'Racist' officers favour white tenants
by Victoria Laurie and Paige Taylor
16th December 2004

RACIST public servants are forcing Aboriginal families to live in overcrowded, rundown public houses and favouring white tenants when allocating "good" properties.

Systemic discrimination has been uncovered among West Australian government housing officers in a two-year inquiry that heard some managers treated housing stock as their personal fiefdom.

Other Homeswest staff "coached" non-indigenous tenants in the best way to complain against their Aboriginal neighbours and used coded language to discriminate against Aborigines.

Releasing the report, Finding a Place, yesterday the state's Equal Opportunity Commission revealed Aborigines were consistently allocated poorer houses than non-indigenous people.

Department of Housing and Works executive director Greg Joyce called the findings an insult and a racial slur on the 400 people who worked on Homeswest's "front line".

"In practice, positive discrimination has led to a situation where Aboriginal tenancies accumulate up to seven times the (rent) arrears, six times more tenant-caused damage and twice the amount of maintenance expenditure as non-Aboriginal tenancies," Mr Joyce said.

Housing Minister Nick Griffiths yesterday backed Homeswest, saying 40 per cent of the report's 165 recommendations were already implemented. He conceded others were constructive.

The report recommends anti-racism training for some staff, improved house maintenance, the construction of more houses and the demolition of substandard properties.

More than 500 submissions were made to the inquiry.

A Homeswest officer said managers pressured staff to give "good properties" to non-indigenous tenants.

"They think the properties do belong to them," the officer said. "They say, 'I want a nice person for this property', (which means) that kind of rules out the next Aboriginal person on the list."

Associate professor Ted Wilkes, an indigenous health advocate who helped run the inquiry's reference committee, said aspects of the report were devastating.

He said the poor standard of housing for many rural Aborigines did not appear to have improved since he conducted a sample study 10 years ago.

"I've actually lived in a Homeswest house . . . and there is racism in the way services are delivered to our people – we live it."

The inquiry – the nation's first comprehensive investigation into alleged racism in housing – began in 2002 when allegations against Homeswest of discrimination reached 37 per cent of the commission's workload.
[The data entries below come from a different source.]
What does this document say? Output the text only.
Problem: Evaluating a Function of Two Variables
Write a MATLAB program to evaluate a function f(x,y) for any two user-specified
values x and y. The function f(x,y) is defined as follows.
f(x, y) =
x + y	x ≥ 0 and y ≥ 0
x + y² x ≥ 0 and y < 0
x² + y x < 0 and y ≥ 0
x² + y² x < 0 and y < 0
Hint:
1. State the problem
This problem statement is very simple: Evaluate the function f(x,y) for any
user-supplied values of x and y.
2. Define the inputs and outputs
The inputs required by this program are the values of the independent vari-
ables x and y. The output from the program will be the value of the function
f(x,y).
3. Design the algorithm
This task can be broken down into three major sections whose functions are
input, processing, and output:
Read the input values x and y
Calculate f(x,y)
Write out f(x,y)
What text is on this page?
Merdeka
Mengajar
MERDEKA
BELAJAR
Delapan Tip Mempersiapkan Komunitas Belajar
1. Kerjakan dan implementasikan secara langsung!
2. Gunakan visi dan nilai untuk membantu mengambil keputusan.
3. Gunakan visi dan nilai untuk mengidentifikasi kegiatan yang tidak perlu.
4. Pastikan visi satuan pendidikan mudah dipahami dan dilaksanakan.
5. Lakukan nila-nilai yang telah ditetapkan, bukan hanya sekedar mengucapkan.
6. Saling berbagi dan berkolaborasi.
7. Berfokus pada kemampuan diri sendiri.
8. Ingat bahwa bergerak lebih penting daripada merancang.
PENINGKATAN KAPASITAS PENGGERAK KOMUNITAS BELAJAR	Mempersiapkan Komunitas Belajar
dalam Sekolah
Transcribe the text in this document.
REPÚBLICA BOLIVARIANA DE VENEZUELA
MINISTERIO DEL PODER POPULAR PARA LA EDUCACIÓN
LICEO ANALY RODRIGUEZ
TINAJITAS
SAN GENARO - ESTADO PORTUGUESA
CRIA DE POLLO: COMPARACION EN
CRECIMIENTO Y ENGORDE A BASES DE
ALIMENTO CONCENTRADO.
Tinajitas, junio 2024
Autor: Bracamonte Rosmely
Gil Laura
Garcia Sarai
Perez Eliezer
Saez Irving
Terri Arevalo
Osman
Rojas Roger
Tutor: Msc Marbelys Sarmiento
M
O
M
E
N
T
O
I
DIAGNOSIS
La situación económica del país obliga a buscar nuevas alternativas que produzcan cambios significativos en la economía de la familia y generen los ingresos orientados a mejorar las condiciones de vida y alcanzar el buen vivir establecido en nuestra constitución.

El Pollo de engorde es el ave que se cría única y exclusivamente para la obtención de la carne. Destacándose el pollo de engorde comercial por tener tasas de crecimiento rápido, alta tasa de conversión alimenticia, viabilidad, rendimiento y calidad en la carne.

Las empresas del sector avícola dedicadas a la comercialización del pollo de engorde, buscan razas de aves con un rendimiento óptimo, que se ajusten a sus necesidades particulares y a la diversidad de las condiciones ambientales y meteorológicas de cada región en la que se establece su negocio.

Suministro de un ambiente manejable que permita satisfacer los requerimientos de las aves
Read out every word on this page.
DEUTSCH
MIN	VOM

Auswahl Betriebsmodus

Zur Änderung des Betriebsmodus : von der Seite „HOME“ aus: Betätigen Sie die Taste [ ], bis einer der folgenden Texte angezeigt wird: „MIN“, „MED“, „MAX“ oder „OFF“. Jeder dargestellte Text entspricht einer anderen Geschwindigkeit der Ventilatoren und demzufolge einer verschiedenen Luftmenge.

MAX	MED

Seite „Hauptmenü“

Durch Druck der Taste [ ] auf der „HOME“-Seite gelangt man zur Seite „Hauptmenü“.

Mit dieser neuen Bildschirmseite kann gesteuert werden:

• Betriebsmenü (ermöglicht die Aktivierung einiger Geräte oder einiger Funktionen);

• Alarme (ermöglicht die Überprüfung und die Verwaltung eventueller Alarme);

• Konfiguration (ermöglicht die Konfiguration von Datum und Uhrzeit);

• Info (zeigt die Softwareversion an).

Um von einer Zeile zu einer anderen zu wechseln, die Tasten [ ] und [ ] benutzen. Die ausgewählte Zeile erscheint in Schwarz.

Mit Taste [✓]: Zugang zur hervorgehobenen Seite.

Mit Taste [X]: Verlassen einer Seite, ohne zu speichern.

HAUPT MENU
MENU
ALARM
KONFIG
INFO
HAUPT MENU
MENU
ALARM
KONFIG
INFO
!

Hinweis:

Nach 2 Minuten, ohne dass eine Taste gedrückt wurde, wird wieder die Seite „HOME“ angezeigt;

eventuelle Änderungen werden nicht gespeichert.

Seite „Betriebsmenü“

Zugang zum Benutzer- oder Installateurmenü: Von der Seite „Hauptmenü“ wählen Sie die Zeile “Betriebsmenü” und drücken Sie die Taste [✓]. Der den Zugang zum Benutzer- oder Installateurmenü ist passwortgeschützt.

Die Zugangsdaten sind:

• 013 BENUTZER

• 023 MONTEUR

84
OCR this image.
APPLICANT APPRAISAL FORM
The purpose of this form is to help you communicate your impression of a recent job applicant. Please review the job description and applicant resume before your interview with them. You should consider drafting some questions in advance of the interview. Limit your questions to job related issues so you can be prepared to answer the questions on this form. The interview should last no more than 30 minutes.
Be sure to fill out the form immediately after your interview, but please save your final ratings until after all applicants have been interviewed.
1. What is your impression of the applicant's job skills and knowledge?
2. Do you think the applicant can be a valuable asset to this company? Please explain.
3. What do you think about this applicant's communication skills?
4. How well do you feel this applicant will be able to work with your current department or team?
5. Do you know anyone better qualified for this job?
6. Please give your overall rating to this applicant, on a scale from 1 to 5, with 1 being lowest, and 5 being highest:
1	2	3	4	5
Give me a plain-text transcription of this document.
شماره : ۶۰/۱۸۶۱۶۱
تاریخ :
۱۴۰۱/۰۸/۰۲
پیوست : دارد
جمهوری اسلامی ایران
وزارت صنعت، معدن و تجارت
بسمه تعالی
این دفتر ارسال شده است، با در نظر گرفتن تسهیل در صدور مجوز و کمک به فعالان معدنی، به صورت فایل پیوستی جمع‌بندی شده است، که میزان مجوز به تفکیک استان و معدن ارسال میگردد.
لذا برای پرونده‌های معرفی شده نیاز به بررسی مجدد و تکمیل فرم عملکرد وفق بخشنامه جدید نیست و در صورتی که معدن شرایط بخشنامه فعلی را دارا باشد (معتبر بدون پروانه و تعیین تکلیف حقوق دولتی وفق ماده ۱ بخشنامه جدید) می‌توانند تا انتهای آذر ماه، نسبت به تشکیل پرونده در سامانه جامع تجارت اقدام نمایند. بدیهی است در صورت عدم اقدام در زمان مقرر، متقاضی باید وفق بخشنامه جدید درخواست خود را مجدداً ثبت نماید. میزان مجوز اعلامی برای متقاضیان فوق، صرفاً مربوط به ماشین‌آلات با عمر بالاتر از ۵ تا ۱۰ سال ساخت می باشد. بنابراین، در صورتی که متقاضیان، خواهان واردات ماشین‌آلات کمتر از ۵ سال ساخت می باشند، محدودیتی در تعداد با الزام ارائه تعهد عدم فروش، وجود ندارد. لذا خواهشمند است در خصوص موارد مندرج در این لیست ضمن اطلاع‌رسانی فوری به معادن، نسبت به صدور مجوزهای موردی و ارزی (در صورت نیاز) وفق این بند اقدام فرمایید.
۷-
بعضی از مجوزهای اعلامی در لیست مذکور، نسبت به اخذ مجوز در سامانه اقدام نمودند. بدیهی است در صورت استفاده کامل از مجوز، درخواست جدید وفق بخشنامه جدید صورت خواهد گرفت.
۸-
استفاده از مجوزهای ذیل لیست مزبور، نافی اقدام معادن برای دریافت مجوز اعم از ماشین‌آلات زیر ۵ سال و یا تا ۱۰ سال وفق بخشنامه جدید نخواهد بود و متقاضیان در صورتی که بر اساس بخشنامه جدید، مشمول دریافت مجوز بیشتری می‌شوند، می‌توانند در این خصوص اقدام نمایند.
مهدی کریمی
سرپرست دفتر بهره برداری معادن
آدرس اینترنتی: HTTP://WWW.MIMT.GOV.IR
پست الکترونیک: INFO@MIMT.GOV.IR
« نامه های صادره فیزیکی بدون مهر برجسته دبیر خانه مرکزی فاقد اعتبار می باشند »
The inquiry was told indigenous families were placed in houses listed for demolition. A woman with two children was moved into a house infested with cockroaches, with no gas, no secure doors or windows and water leaking through electrical fittings.

She was told no repairs could be done because the house was to be demolished.

The report recommends Homeswest speak with, rather than write to, Aborigines on important issues such as evictions, since some who were homeless or had poor literacy were not getting letters or did not understand the contents.